Published: Sat, May 12, 2018


It's gallows humor on a construction site of any height: "You know what they say, it's not the fall that kills you, it's the sudden stop at the end."

That droll truism had real meaning when Kelly Heathington quoted it Friday to about 75 workers at the Oklahoma Department of Wildlife Conservation headquarters rebuilding site.

Otherwise, his talk was all nuts and bolts — or, more specifically, anchors and harnesses and connectors.

Heathington, safety specialist for Ram Tool Construction Supply Co., gave fall prevention safety training for a crew from CMSWillowbrook Construction Management, which is leading the $15.2 million project at 1801 N Lincoln Blvd.

Using a 225-pound weight dropped from a crane, he also demonstrated how a harness and other equipment can break a fall — and talked about the dangers of using the equipment improperly.

Even used properly, "Just because you don't hit the ground doesn't mean the fall is over," said Heathington, sent this week by Birmingham, Alabama-based Ram Tool to conduct safety training for construction companies in Oklahoma and Texas.

In addition to explaining how different safety tools work, he peppered his talk with everyday reminders of how even an arrest fall can hurt badly:

A loose leg strap can do terrible damage to the groin area. Ink, from a name written directly on the webbing, damages a harness. Hanging too long with a femoral artery tied off by a strap can be deadly. An ink pen in a shirt pocket can be a killer.

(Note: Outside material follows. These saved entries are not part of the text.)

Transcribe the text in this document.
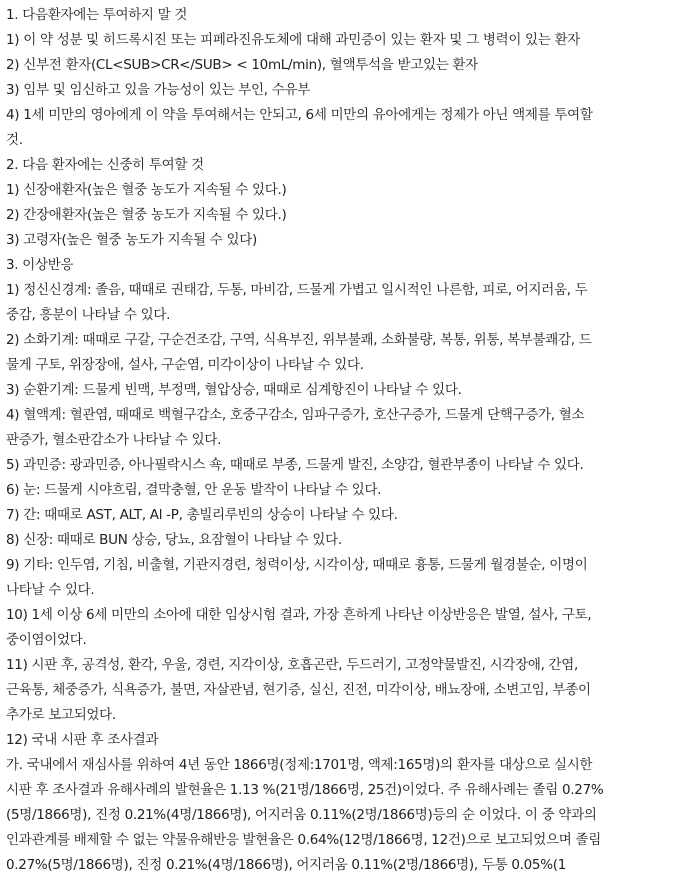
1. 다음환자에는 투여하지 말 것
1) 이 약 성분 및 히드록시진 또는 피페라진유도체에 대해 과민증이 있는 환자 및 그 병력이 있는 환자
2) 신부전 환자(CL<SUB>CR</SUB> < 10mL/min), 혈액투석을 받고있는 환자
3) 임부 및 임신하고 있을 가능성이 있는 부인, 수유부
4) 1세 미만의 영아에게 이 약을 투여해서는 안되고, 6세 미만의 유아에게는 정제가 아닌 액제를 투여할
것.
2. 다음 환자에는 신중히 투여할 것
1) 신장애환자(높은 혈중 농도가 지속될 수 있다.)
2) 간장애환자(높은 혈중 농도가 지속될 수 있다.)
3) 고령자(높은 혈중 농도가 지속될 수 있다)
3. 이상반응
1) 정신신경계: 졸음, 때때로 권태감, 두통, 마비감, 드물게 가볍고 일시적인 나른함, 피로, 어지러움, 두
중감, 흥분이 나타날 수 있다.
2) 소화기계: 때때로 구갈, 구순건조감, 구역, 식욕부진, 위부불쾌, 소화불량, 복통, 위통, 복부불쾌감, 드
물게 구토, 위장장애, 설사, 구순염, 미각이상이 나타날 수 있다.
3) 순환기계: 드물게 빈맥, 부정맥, 혈압상승, 때때로 심계항진이 나타날 수 있다.
4) 혈액계: 혈관염, 때때로 백혈구감소, 호중구감소, 임파구증가, 호산구증가, 드물게 단핵구증가, 혈소
판증가, 혈소판감소가 나타날 수 있다.
5) 과민증: 광과민증, 아나필락시스 쇽, 때때로 부종, 드물게 발진, 소양감, 혈관부종이 나타날 수 있다.
6) 눈: 드물게 시야흐림, 결막충혈, 안 운동 발작이 나타날 수 있다.
7) 간: 때때로 AST, ALT, Al -P, 총빌리루빈의 상승이 나타날 수 있다.
8) 신장: 때때로 BUN 상승, 당뇨, 요잠혈이 나타날 수 있다.
9) 기타: 인두염, 기침, 비출혈, 기관지경련, 청력이상, 시각이상, 때때로 흉통, 드물게 월경불순, 이명이
나타날 수 있다.
10) 1세 이상 6세 미만의 소아에 대한 임상시험 결과, 가장 흔하게 나타난 이상반응은 발열, 설사, 구토,
중이염이었다.
11) 시판 후, 공격성, 환각, 우울, 경련, 지각이상, 호흡곤란, 두드러기, 고정약물발진, 시각장애, 간염,
근육통, 체중증가, 식욕증가, 불면, 자살관념, 현기증, 실신, 진전, 미각이상, 배뇨장애, 소변고임, 부종이
추가로 보고되었다.
12) 국내 시판 후 조사결과
가. 국내에서 재심사를 위하여 4년 동안 1866명(정제:1701명, 액제:165명)의 환자를 대상으로 실시한
시판 후 조사결과 유해사례의 발현율은 1.13 %(21명/1866명, 25건)이었다. 주 유해사례는 졸림 0.27%
(5명/1866명), 진정 0.21%(4명/1866명), 어지러움 0.11%(2명/1866명)등의 순 이었다. 이 중 약과의
인과관계를 배제할 수 없는 약물유해반응 발현율은 0.64%(12명/1866명, 12건)으로 보고되었으며 졸림
0.27%(5명/1866명), 진정 0.21%(4명/1866명), 어지러움 0.11%(2명/1866명), 두통 0.05%(1
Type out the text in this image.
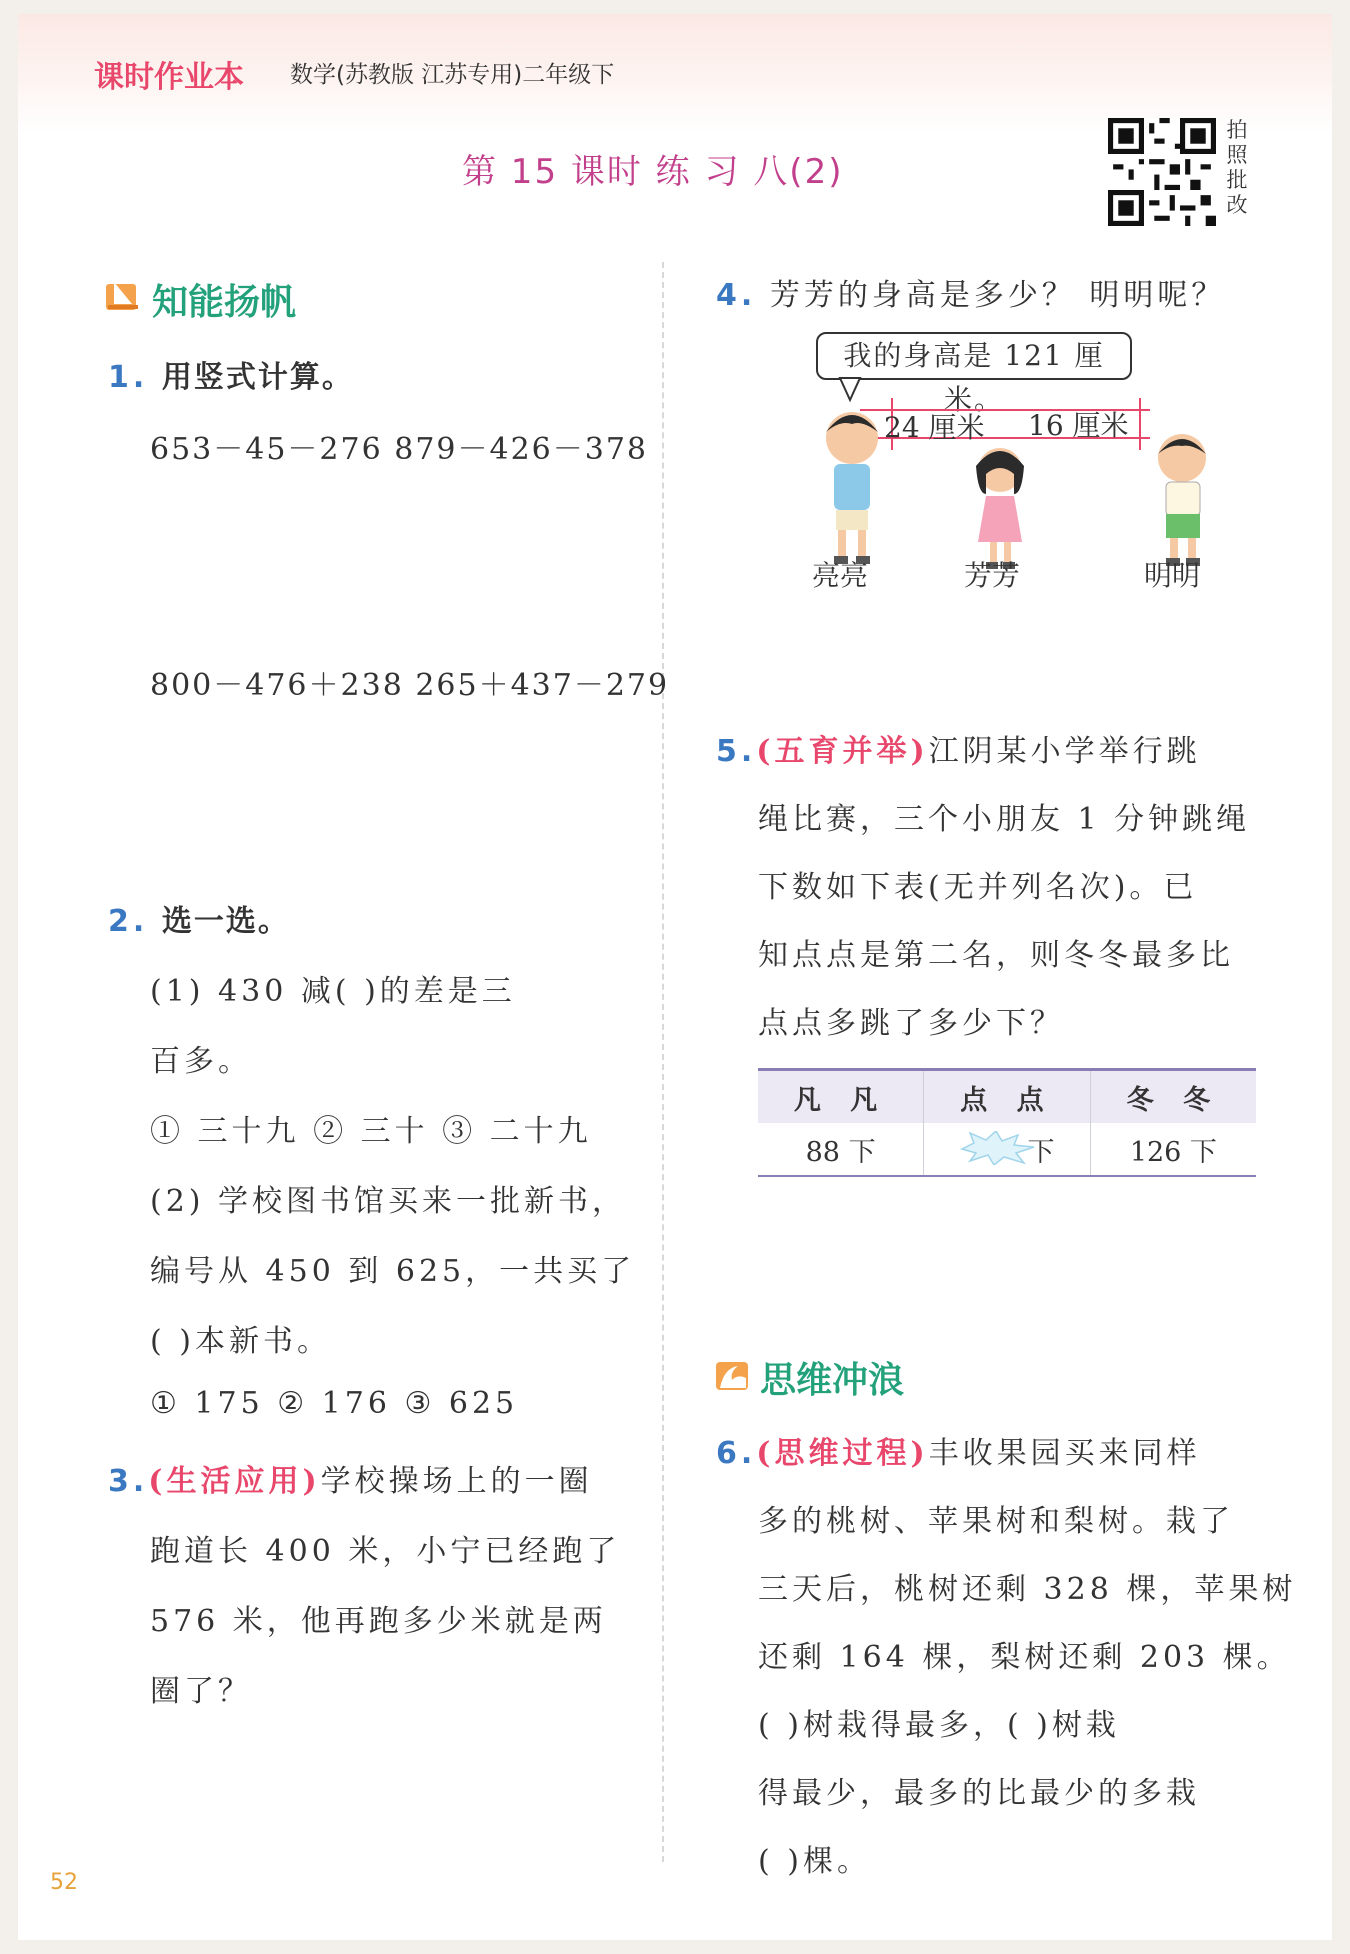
课时作业本 数学(苏教版 江苏专用)二年级下
第 15 课时 练 习 八(2)
拍
照
批
改
知能扬帆
1. 用竖式计算。
653－45－276 879－426－378
800－476＋238 265＋437－279
2. 选一选。
(1) 430 减( )的差是三
百多。
① 三十九 ② 三十 ③ 二十九
(2) 学校图书馆买来一批新书，
编号从 450 到 625，一共买了
( )本新书。
① 175 ② 176 ③ 625
3.(生活应用)学校操场上的一圈
跑道长 400 米，小宁已经跑了
576 米，他再跑多少米就是两
圈了？
4. 芳芳的身高是多少？ 明明呢？
我的身高是 121 厘米。
24 厘米 16 厘米
亮亮	芳芳	明明
5.(五育并举)江阴某小学举行跳
绳比赛，三个小朋友 1 分钟跳绳
下数如下表(无并列名次)。已
知点点是第二名，则冬冬最多比
点点多跳了多少下？
凡 凡	点 点	冬 冬
88 下	下	126 下
思维冲浪
6.(思维过程)丰收果园买来同样
多的桃树、苹果树和梨树。栽了
三天后，桃树还剩 328 棵，苹果树
还剩 164 棵，梨树还剩 203 棵。
( )树栽得最多，( )树栽
得最少，最多的比最少的多栽
( )棵。
52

Construction accounts for 1,000 of 5,000 industrial fatalities annually, and 350 people die from falls on job sites, he said at the annual training, part of Fall Safety Stand-Down Week, promoted by the federal Occupational Safety and Health Administration.

CMSWillowbrook workers get safety training much more often than once a year, said Kent Dalrymple, safety director.

"We have other training throughout the year," Dalrymple said. "We have monthly superintendent, project manager and labor team meetings, and we have weekly meetings on the job sites."

Accident prevention is what keep a construction site safe, Dalrymple said in a blog post at www.cmwwillowbrok.com.

"CMSWilowbrook is committed to keeping every one of our employees — and anyone else working on our projects — safe," he said. "That means being aggressive about preventing injuries, not just reacting when someone is hurt. The stakes are too high to be passive."